In 2012, BCRW were left with the decision whether to go ahead with the Bay Ultra in its original format with no sponsors. It was decided to go ahead with minimum frills, but fortunately a month before the event Lemaitre Industrial Footwear came forward with sponsorship, and the race was named the Lemaitre Bay Ultra . In 2014, Lemaitre’s parent company, Bagshaw, took over the sponsorship, and the race became known as the Bagshaw Bay Ultra.
The record holders on the old course up through Walmer, out to Lake farm, returning over the Chelsea Hills and back through Walmer are Charl Matheus and Helene Joubert. The route was then changed to run along Marine Drive before climbing the Chelsea Hills and returning through Walmer. New records were set by Lindile Tokota and Leanne Findlay. In 2009, the route changed again to an out and back along Marine Drive, much of it along the magnificent south coast and back along the new beach cycle path.
However, this out-and-back route did not embody the original concept of the Bay Ultra, and in 2011 the route reverted back to a circular course starting at Pollok Beach, going through Walmer and onto Upper Seaview Road, and then on to Sardinia Bay Road, to Victoria Drive and back along Marine Drive. To complete 50km there was a short out and back along Upper Seaview Road, but this now takes place in the seaside village of Schoenmakerskop.
A 10 km Participation League race has been held in conjunction with the Bay Ultra. This 10 km has been a well-supported race, and an important generator of funds for the total event. During the two years when the relay race was held – 2010 and 2011 – the 10km race was cancelled.
A 5 km fun run has also been held on the day, but as is the case with all such fun runs, participation depends on conditions on the day. The existence of the popular Park Run from Hobie Beach on a Saturday morning has also caused numbers to drop in this distance.
In 2018, Amobia Communications came on board as the naming sponsor for the Bay Ultra. As a new feature, a 21.1km out and back route was introduced, giving those runners not looking to qualify for the two big ultramarathons an opportunity to participate in a fast, flat course with beautiful scenery.
The Bay Ultra powered by Amobia remains a popular race with runners. It is one of only two ultra-distance races in the Eastern Cape which have prestige and participation league status and is the only one staged in Port Elizabeth. Because of its position in the calendar in relation to the Two Oceans and Comrades Marathons, the race is often used by athletes to gauge their training for these internationally known events.

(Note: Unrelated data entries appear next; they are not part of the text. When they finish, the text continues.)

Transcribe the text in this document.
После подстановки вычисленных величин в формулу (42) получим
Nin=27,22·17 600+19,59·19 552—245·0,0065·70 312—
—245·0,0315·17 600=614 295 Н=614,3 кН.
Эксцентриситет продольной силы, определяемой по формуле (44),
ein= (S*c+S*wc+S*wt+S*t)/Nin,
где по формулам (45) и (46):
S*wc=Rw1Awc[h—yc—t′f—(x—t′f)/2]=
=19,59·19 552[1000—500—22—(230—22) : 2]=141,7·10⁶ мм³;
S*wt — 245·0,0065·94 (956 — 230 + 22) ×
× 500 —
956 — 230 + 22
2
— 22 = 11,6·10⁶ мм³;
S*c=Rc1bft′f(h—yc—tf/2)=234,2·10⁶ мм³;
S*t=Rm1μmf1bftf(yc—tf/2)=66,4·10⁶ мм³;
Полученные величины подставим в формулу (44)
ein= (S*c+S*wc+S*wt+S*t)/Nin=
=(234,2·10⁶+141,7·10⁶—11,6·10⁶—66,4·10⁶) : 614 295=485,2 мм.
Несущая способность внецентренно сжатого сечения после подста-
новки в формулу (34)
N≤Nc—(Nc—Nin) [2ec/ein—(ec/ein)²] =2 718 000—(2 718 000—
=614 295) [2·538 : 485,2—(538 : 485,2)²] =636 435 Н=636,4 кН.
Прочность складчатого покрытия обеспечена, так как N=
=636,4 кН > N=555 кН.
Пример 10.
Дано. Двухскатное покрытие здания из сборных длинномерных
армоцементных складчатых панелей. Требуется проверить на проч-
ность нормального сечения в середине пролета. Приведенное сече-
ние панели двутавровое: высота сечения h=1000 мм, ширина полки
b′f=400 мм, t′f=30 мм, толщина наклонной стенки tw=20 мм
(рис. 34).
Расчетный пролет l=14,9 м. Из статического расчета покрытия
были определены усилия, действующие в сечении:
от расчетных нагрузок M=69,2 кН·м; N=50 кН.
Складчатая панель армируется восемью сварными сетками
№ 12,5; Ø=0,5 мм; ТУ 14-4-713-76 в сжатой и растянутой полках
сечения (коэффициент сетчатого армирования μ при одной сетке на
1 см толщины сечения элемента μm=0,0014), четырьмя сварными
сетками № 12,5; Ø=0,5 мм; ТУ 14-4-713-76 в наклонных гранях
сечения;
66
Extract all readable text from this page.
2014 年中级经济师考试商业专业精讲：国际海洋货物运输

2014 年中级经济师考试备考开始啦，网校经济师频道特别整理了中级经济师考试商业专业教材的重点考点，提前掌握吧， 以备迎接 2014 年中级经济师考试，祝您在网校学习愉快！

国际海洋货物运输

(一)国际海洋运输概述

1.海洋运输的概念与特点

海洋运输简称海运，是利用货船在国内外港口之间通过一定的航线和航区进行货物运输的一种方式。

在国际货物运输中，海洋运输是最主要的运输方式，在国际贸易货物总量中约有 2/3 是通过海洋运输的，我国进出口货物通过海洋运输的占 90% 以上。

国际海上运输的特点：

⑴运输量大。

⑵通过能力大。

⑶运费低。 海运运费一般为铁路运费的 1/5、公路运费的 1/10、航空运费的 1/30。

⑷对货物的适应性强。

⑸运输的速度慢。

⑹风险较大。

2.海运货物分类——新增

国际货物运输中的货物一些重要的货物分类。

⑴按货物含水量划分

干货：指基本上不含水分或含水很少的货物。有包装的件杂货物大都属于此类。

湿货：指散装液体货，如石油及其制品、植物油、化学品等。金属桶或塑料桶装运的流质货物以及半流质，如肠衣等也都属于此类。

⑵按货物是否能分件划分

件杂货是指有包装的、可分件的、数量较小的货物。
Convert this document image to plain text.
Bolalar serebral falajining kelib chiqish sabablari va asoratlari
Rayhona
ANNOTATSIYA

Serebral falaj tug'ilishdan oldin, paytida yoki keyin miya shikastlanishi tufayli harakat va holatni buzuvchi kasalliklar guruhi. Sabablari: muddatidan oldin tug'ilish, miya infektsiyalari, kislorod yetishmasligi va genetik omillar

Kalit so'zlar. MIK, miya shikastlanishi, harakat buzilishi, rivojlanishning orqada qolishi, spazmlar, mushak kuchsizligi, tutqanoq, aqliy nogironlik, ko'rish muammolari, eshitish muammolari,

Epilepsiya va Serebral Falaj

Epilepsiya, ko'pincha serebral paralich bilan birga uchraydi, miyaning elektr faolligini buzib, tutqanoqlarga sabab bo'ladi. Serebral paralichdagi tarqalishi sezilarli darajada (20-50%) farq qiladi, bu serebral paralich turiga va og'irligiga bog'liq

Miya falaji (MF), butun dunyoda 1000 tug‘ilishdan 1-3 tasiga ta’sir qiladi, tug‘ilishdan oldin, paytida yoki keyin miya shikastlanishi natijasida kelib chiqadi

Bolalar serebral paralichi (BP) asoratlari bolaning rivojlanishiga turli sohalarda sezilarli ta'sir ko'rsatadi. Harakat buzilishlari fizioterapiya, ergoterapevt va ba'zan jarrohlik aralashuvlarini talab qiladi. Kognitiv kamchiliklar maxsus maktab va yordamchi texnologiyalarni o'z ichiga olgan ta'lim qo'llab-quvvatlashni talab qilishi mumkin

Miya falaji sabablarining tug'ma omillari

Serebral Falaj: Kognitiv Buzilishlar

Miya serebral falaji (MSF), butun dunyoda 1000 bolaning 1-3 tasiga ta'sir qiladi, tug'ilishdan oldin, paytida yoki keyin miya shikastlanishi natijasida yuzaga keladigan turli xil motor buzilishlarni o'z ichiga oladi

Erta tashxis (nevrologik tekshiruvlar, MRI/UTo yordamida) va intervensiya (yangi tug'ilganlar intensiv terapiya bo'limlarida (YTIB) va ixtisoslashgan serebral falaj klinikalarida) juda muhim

The race has a record of all races and awards permanent numbers to runners who have completed 10 races, and the table below gives the number of finishers over the years since 1998. Entrants are typically 10 to 20% higher than finishers - the large entry in 2000 a result of the hype over the Millennium Comrades.
Over the years the race has been won by many famous names including Dmitiri Grishin, Charl Matheus and Donovan Wright, and on the ladies’ side: Helene Joubert, Margie Saunders and Lorna Lumb.
2019 will be the 37th year that there has been a 50km ultra marathon race in Port Elizabeth.